- Gender: Male
- Region: New Zealand
- Ethnic group: Māori

Genealogy
- Parents: Tūhuruhuru and Apakura, or Rātā and Tonga-rau-tawhiri
- Siblings: Mairatea, Whakatau
- Consort: Haukiri Maurea, or Apakura
- Offspring: Whakatau

= Tūwhakararo =

Mythological Māori chief

Tūwhakararo was a chief in Hawaiki in Māori mythology. His murder and the subsequent war led to one of the reasons for the Māori's emigrating from Hawaiki.

Tūwhakararo went on a visit to the Āti Hāpai (or Raeroa) people, whose chief, Poporokewa, had married Tūwhakararo's sister Mairatea. In a wrestling match he was treated unfairly, and was killed in a treacherous manner. In revenge for this murder, his brother, Whakatau, set out with an army and destroyed Ati Hapai. In a South Island account, Tūwhakararo's wife is named Hakiri-maurea. In North Island versions, Hakiri-maurea is a young sister of Poporokewa; her rejection of a lover in favour of Tūwhakararo leads to the latter's death at the hands of the discarded suitor.

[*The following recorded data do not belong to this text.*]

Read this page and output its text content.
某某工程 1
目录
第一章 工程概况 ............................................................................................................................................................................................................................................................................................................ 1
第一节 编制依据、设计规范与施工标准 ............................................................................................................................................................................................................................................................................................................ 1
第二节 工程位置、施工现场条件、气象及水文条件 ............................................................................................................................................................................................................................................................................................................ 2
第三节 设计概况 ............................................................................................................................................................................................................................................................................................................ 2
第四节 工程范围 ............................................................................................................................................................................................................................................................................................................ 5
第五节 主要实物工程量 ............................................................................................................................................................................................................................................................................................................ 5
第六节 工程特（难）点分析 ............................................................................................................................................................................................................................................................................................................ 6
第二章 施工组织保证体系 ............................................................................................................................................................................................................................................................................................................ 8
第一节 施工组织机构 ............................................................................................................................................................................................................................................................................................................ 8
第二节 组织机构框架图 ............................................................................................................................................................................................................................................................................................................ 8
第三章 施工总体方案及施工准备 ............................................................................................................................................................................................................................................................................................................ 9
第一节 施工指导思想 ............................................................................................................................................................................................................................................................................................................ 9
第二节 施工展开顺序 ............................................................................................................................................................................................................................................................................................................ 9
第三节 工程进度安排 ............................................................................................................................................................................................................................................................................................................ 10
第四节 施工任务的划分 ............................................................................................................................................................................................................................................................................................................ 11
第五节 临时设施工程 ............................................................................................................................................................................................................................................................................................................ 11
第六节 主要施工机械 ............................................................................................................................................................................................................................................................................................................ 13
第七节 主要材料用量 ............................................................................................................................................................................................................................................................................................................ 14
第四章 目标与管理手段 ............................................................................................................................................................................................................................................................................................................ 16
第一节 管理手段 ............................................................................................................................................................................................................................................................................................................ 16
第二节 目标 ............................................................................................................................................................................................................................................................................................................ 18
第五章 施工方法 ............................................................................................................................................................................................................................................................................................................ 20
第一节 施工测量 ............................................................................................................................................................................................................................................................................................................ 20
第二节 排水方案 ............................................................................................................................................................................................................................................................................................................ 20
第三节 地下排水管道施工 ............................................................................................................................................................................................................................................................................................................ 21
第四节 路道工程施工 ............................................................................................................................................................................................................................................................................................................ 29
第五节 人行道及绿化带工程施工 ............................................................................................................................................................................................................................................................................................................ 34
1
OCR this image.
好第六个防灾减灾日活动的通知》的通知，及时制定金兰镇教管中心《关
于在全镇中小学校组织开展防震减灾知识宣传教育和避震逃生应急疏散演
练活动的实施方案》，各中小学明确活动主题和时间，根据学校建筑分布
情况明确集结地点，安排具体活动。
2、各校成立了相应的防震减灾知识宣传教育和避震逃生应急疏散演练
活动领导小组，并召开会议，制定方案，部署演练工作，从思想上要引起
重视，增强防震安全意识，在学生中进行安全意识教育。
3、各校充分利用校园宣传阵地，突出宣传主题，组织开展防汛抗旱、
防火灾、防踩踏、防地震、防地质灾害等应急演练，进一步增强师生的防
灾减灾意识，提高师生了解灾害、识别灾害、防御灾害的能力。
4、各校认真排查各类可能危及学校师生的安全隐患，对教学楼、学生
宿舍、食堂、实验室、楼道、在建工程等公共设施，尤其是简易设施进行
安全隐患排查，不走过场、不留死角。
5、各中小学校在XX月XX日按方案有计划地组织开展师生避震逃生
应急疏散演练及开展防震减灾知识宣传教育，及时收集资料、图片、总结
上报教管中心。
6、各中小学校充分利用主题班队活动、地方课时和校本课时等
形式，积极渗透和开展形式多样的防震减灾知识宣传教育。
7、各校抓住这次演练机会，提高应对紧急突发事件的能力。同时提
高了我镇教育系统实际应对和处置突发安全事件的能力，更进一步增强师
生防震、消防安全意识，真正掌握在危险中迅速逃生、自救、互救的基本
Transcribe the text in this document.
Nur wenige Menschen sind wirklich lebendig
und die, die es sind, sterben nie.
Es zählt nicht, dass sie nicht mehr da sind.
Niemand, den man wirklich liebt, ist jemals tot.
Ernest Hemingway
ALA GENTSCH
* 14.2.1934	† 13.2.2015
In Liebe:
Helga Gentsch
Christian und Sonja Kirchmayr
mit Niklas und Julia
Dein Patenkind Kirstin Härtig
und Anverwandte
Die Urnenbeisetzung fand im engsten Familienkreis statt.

In some versions he is a son of Tūhuruhuru and Apakura, thus a grandson of Hina and great-nephew of Māui. In other versions, Tūwhakararo is the son of Rātā and Tonga-rau-tawhiri, and Tūwhakararo and his wife Apakura have a son named Whakatau. In yet other versions of the myth, he is the son of Rātā and Tongarautawhiri, and Apakura is his wife.